Currently, men are typically screened for prostate cancer with prostate-specific antigen (PSA) testing and traditional ultrasound-guided biopsies — a protocol that often leads to unnecessary biopsies and over-diagnosis, the article noted.
The new blood test, Stockholm3, identifies five plasma markers in a blood sample. Once those results are incorporated into an algorithm that includes patient data and any previous biopsy results, it can help clinicians predict whether a prostate biopsy would be positive if performed.
In July, Eklund, Nordström, and colleagues published a study in the New England Journal of Medicine based on results from the STHLM3-MRI trial, which was conducted between 2018 and 2021 to investigate prostate cancer detection using the Stockholm3 test and MRI/fusion biopsies and included 12,750 participants.
For the current trial, participants contributed a blood sample for PSA analysis and for the Stockholm3 blood test; men with elevated PSA levels (3 ng/mL or higher) were randomly chosen for either traditional biopsies or MRI-targeted ones.
The NEJM study showed that using MRI for prostate cancer screening finds clinically significant cancer and reduces unnecessary biopsies.
In this further analysis of the STHLM3-MRI trial results, the team discovered that compared to using a screening PSA and traditional systematic biopsy protocol, using a Stockholm3 blood test plus MRI-targeted biopsy protocol found more clinically significant cancers and led to fewer MRI exams and biopsies.

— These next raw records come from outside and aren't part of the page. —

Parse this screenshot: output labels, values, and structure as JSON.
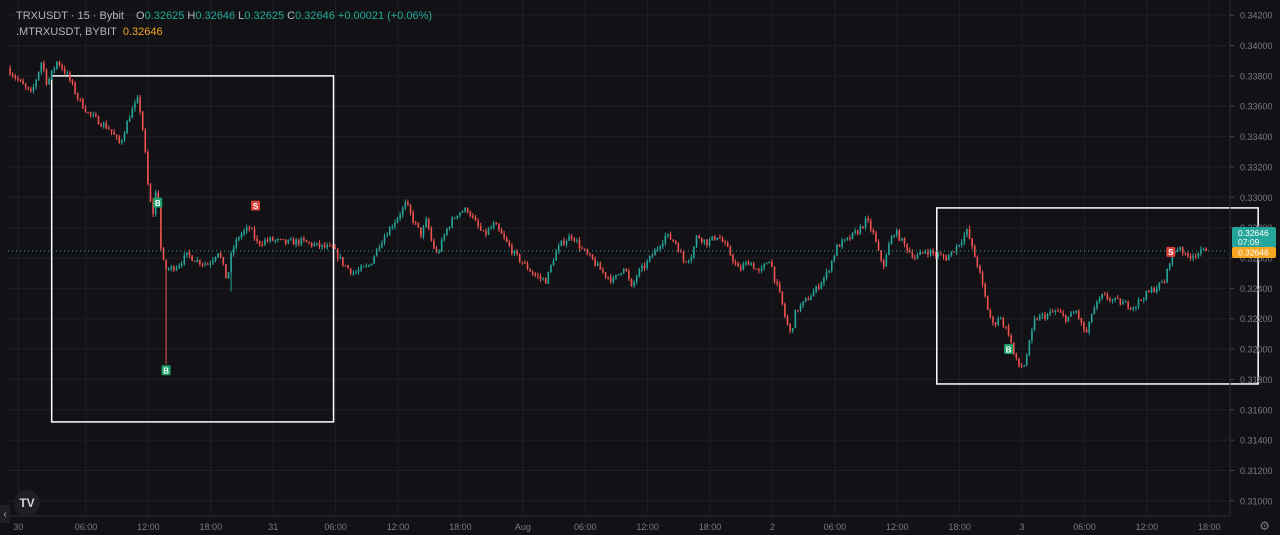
{
  "legend": {
    "symbol": "TRXUSDT · 15 · Bybit",
    "o_label": "O",
    "o": "0.32625",
    "h_label": "H",
    "h": "0.32646",
    "l_label": "L",
    "l": "0.32625",
    "c_label": "C",
    "c": "0.32646",
    "change": "+0.00021 (+0.06%)",
    "indicator_name": ".MTRXUSDT, BYBIT",
    "indicator_value": "0.32646"
  },
  "price_tags": {
    "last_price": "0.32646",
    "countdown": "07:09",
    "mark_price": "0.32646"
  },
  "colors": {
    "background": "#121216",
    "grid": "#1e1f25",
    "up": "#26a69a",
    "down": "#ef5350",
    "axis_text": "#787b86",
    "box": "#ffffff",
    "last_price_tag": "#26a69a",
    "mark_price_tag": "#f5a623"
  },
  "logo_text": "TV",
  "collapse_icon": "‹",
  "settings_icon": "⚙",
  "chart_data": {
    "type": "candlestick",
    "y_axis": {
      "min": 0.309,
      "max": 0.343,
      "position": "right",
      "ticks": [
        "0.34200",
        "0.34000",
        "0.33800",
        "0.33600",
        "0.33400",
        "0.33200",
        "0.33000",
        "0.32800",
        "0.32600",
        "0.32400",
        "0.32200",
        "0.32000",
        "0.31800",
        "0.31600",
        "0.31400",
        "0.31200",
        "0.31000"
      ]
    },
    "x_axis": {
      "ticks": [
        {
          "label": "30",
          "t": 0.0
        },
        {
          "label": "06:00",
          "t": 6.5
        },
        {
          "label": "12:00",
          "t": 12.5
        },
        {
          "label": "18:00",
          "t": 18.5
        },
        {
          "label": "31",
          "t": 24.5
        },
        {
          "label": "06:00",
          "t": 30.5
        },
        {
          "label": "12:00",
          "t": 36.5
        },
        {
          "label": "18:00",
          "t": 42.5
        },
        {
          "label": "Aug",
          "t": 48.5
        },
        {
          "label": "06:00",
          "t": 54.5
        },
        {
          "label": "12:00",
          "t": 60.5
        },
        {
          "label": "18:00",
          "t": 66.5
        },
        {
          "label": "2",
          "t": 72.5
        },
        {
          "label": "06:00",
          "t": 78.5
        },
        {
          "label": "12:00",
          "t": 84.5
        },
        {
          "label": "18:00",
          "t": 90.5
        },
        {
          "label": "3",
          "t": 96.5
        },
        {
          "label": "06:00",
          "t": 102.5
        },
        {
          "label": "12:00",
          "t": 108.5
        },
        {
          "label": "18:00",
          "t": 114.5
        }
      ],
      "t_min": -1.0,
      "t_max": 116.3
    },
    "current_price": 0.32646,
    "waypoints": [
      [
        -0.8,
        0.3385
      ],
      [
        0.5,
        0.3375
      ],
      [
        1.5,
        0.3368
      ],
      [
        2.5,
        0.339
      ],
      [
        3.0,
        0.3375
      ],
      [
        4.0,
        0.339
      ],
      [
        5.0,
        0.338
      ],
      [
        6.0,
        0.3365
      ],
      [
        7.0,
        0.3355
      ],
      [
        8.0,
        0.335
      ],
      [
        9.0,
        0.3345
      ],
      [
        10.0,
        0.3335
      ],
      [
        11.0,
        0.3355
      ],
      [
        11.8,
        0.3365
      ],
      [
        12.3,
        0.334
      ],
      [
        12.8,
        0.33
      ],
      [
        13.2,
        0.329
      ],
      [
        13.6,
        0.331
      ],
      [
        14.0,
        0.326
      ],
      [
        14.5,
        0.3252
      ],
      [
        15.5,
        0.3255
      ],
      [
        16.5,
        0.3262
      ],
      [
        17.5,
        0.3258
      ],
      [
        18.5,
        0.3256
      ],
      [
        19.5,
        0.3265
      ],
      [
        20.3,
        0.3245
      ],
      [
        20.8,
        0.3265
      ],
      [
        21.5,
        0.3275
      ],
      [
        22.5,
        0.328
      ],
      [
        23.2,
        0.327
      ],
      [
        24.5,
        0.3272
      ],
      [
        26.0,
        0.327
      ],
      [
        27.5,
        0.3271
      ],
      [
        29.0,
        0.3268
      ],
      [
        30.5,
        0.3266
      ],
      [
        31.5,
        0.3256
      ],
      [
        32.5,
        0.325
      ],
      [
        34.0,
        0.3255
      ],
      [
        35.0,
        0.327
      ],
      [
        36.0,
        0.328
      ],
      [
        37.0,
        0.329
      ],
      [
        37.5,
        0.3296
      ],
      [
        38.2,
        0.3285
      ],
      [
        39.0,
        0.3275
      ],
      [
        39.5,
        0.3285
      ],
      [
        40.0,
        0.327
      ],
      [
        40.5,
        0.3262
      ],
      [
        41.5,
        0.328
      ],
      [
        42.5,
        0.329
      ],
      [
        43.5,
        0.3292
      ],
      [
        44.0,
        0.3285
      ],
      [
        45.0,
        0.3275
      ],
      [
        46.0,
        0.3282
      ],
      [
        47.0,
        0.3272
      ],
      [
        48.0,
        0.3262
      ],
      [
        49.0,
        0.3255
      ],
      [
        50.0,
        0.3248
      ],
      [
        51.0,
        0.3245
      ],
      [
        51.8,
        0.3262
      ],
      [
        52.5,
        0.327
      ],
      [
        53.5,
        0.3275
      ],
      [
        54.5,
        0.3265
      ],
      [
        55.5,
        0.3258
      ],
      [
        56.5,
        0.325
      ],
      [
        57.5,
        0.3245
      ],
      [
        58.5,
        0.3255
      ],
      [
        59.2,
        0.324
      ],
      [
        59.8,
        0.325
      ],
      [
        60.5,
        0.3255
      ],
      [
        61.5,
        0.3265
      ],
      [
        62.5,
        0.3275
      ],
      [
        63.5,
        0.327
      ],
      [
        64.2,
        0.3258
      ],
      [
        65.0,
        0.3262
      ],
      [
        65.5,
        0.3275
      ],
      [
        66.5,
        0.327
      ],
      [
        67.5,
        0.3275
      ],
      [
        68.5,
        0.3265
      ],
      [
        69.5,
        0.3252
      ],
      [
        70.5,
        0.3258
      ],
      [
        71.5,
        0.325
      ],
      [
        72.5,
        0.326
      ],
      [
        73.0,
        0.3245
      ],
      [
        73.5,
        0.3235
      ],
      [
        74.0,
        0.322
      ],
      [
        74.5,
        0.321
      ],
      [
        75.0,
        0.3225
      ],
      [
        76.0,
        0.3232
      ],
      [
        77.0,
        0.324
      ],
      [
        78.0,
        0.325
      ],
      [
        79.0,
        0.3268
      ],
      [
        80.0,
        0.3272
      ],
      [
        81.0,
        0.3278
      ],
      [
        81.8,
        0.3285
      ],
      [
        82.5,
        0.3275
      ],
      [
        83.0,
        0.3262
      ],
      [
        83.5,
        0.3255
      ],
      [
        84.0,
        0.327
      ],
      [
        84.5,
        0.3278
      ],
      [
        85.5,
        0.3268
      ],
      [
        86.5,
        0.326
      ],
      [
        87.5,
        0.3265
      ],
      [
        88.5,
        0.3262
      ],
      [
        89.5,
        0.326
      ],
      [
        90.5,
        0.3268
      ],
      [
        91.5,
        0.3278
      ],
      [
        92.0,
        0.3265
      ],
      [
        92.5,
        0.3255
      ],
      [
        93.0,
        0.324
      ],
      [
        93.5,
        0.3225
      ],
      [
        94.0,
        0.3215
      ],
      [
        94.5,
        0.3222
      ],
      [
        95.5,
        0.321
      ],
      [
        96.0,
        0.3195
      ],
      [
        96.5,
        0.3188
      ],
      [
        97.0,
        0.319
      ],
      [
        97.5,
        0.3205
      ],
      [
        98.0,
        0.322
      ],
      [
        99.0,
        0.3222
      ],
      [
        100.0,
        0.3225
      ],
      [
        101.0,
        0.322
      ],
      [
        102.0,
        0.3225
      ],
      [
        102.5,
        0.3215
      ],
      [
        103.0,
        0.321
      ],
      [
        103.5,
        0.3225
      ],
      [
        104.5,
        0.3235
      ],
      [
        105.5,
        0.3232
      ],
      [
        106.5,
        0.323
      ],
      [
        107.5,
        0.3228
      ],
      [
        108.5,
        0.3235
      ],
      [
        109.5,
        0.324
      ],
      [
        110.5,
        0.3245
      ],
      [
        111.0,
        0.326
      ],
      [
        111.5,
        0.3265
      ],
      [
        112.0,
        0.3268
      ],
      [
        112.5,
        0.326
      ],
      [
        113.0,
        0.3262
      ],
      [
        113.5,
        0.3263
      ],
      [
        114.0,
        0.3264
      ],
      [
        114.3,
        0.32646
      ]
    ],
    "spikes": [
      {
        "t": 14.15,
        "low": 0.319
      },
      {
        "t": 20.4,
        "low": 0.3238
      }
    ],
    "boxes": [
      {
        "t1": 3.2,
        "t2": 30.3,
        "p_top": 0.338,
        "p_bottom": 0.3152
      },
      {
        "t1": 88.3,
        "t2": 119.2,
        "p_top": 0.3293,
        "p_bottom": 0.3177
      }
    ],
    "markers": [
      {
        "label": "B",
        "t": 13.4,
        "price": 0.32965,
        "kind": "buy"
      },
      {
        "label": "B",
        "t": 14.2,
        "price": 0.3186,
        "kind": "buy"
      },
      {
        "label": "S",
        "t": 22.8,
        "price": 0.32945,
        "kind": "sell"
      },
      {
        "label": "B",
        "t": 95.2,
        "price": 0.32,
        "kind": "buy"
      },
      {
        "label": "S",
        "t": 110.8,
        "price": 0.3264,
        "kind": "sell"
      }
    ]
  }
}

“The results from this trial show that replacing PSA with the Stockholm3 test in a screening setting, in which MRI and targeted biopsies are used, decreases the number of MRIs done by 36% and biopsy procedures done by 8%, while maintaining the ability to detect clinically significant prostate cancer,” the authors wrote.
The study findings are exciting, according to Nordström.
“After many years of debate and research, it feels fantastic to be able to present knowledge that can improve healthcare for men,” he said in the institute’s statement.